Income tax: is a primary producer who receives compensation payments for having destroyed sheep under the Victorian Ovine Johne's Disease (OJD) control program eligible to make elections under Subdivision 385-E of the Income Tax Assessment Act 1997?
Yes. If you are a primary producer who receives compensation payments for the destruction of your sheep, from an agreement made under the Victorian OJD control program stipulating that the sheep will be slaughtered, you are entitled to make an election (under either section 385-105 or section 385-110) to use the tax concessions available under Subdivision 385-E.
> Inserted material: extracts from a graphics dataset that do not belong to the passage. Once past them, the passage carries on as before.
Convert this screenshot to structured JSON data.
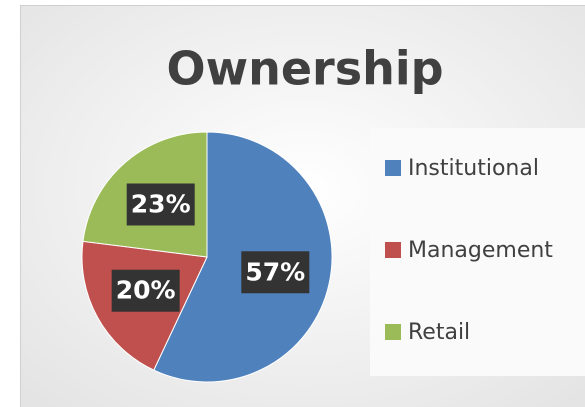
{
  "chart_data": {
    "type": "pie",
    "title": "Ownership",
    "categories": [
      "Institutional",
      "Management",
      "Retail"
    ],
    "values": [
      57,
      20,
      23
    ],
    "value_labels": [
      "57%",
      "20%",
      "23%"
    ],
    "colors": [
      "#4f81bd",
      "#c0504d",
      "#9bbb59"
    ],
    "legend": "right"
  }
}
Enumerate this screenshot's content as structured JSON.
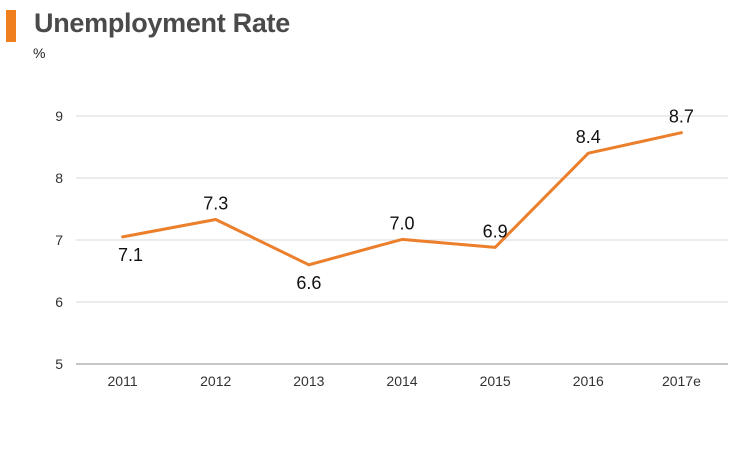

Section 385-100 provides for circumstances in which a primary producer can elect either to: • spread the 'tax profit on the disposal or death' of live stock over a five year period (section 385-105); or • defer the inclusion of the 'unused tax profit on the disposal or death' of live stock in assessable income, if the proceeds of the disposal are to be used mainly to buy replacement live stock or to maintain breeding stock for the purpose of replacement of the live stock that were disposed of or died (section 385-110).
Paragraph 385-100(1)(a)(iv) provides that a primary producer can make an election under Subdivision 385-E if live stock are disposed of or die because 'they are compulsorily destroyed under an Australian law for the control of a disease or they die of such a disease'.
A primary producer whose flock is subject to the OJD control program must either quarantine or destroy the flock. If you choose to destroy the live stock an agreement to do so is entered into under the Livestock Disease Control Act 1994 (Vic) and compensation is paid under that Act. The agreement stipulates, among other things, that the sheep will be slaughtered.
If you enter into such an agreement for the slaughter of your sheep under the Victorian OJD control program you are accepted as having disposed of live stock by compulsory destruction under an Australian law within the terms of paragraph 385-100(1)(a)(iv).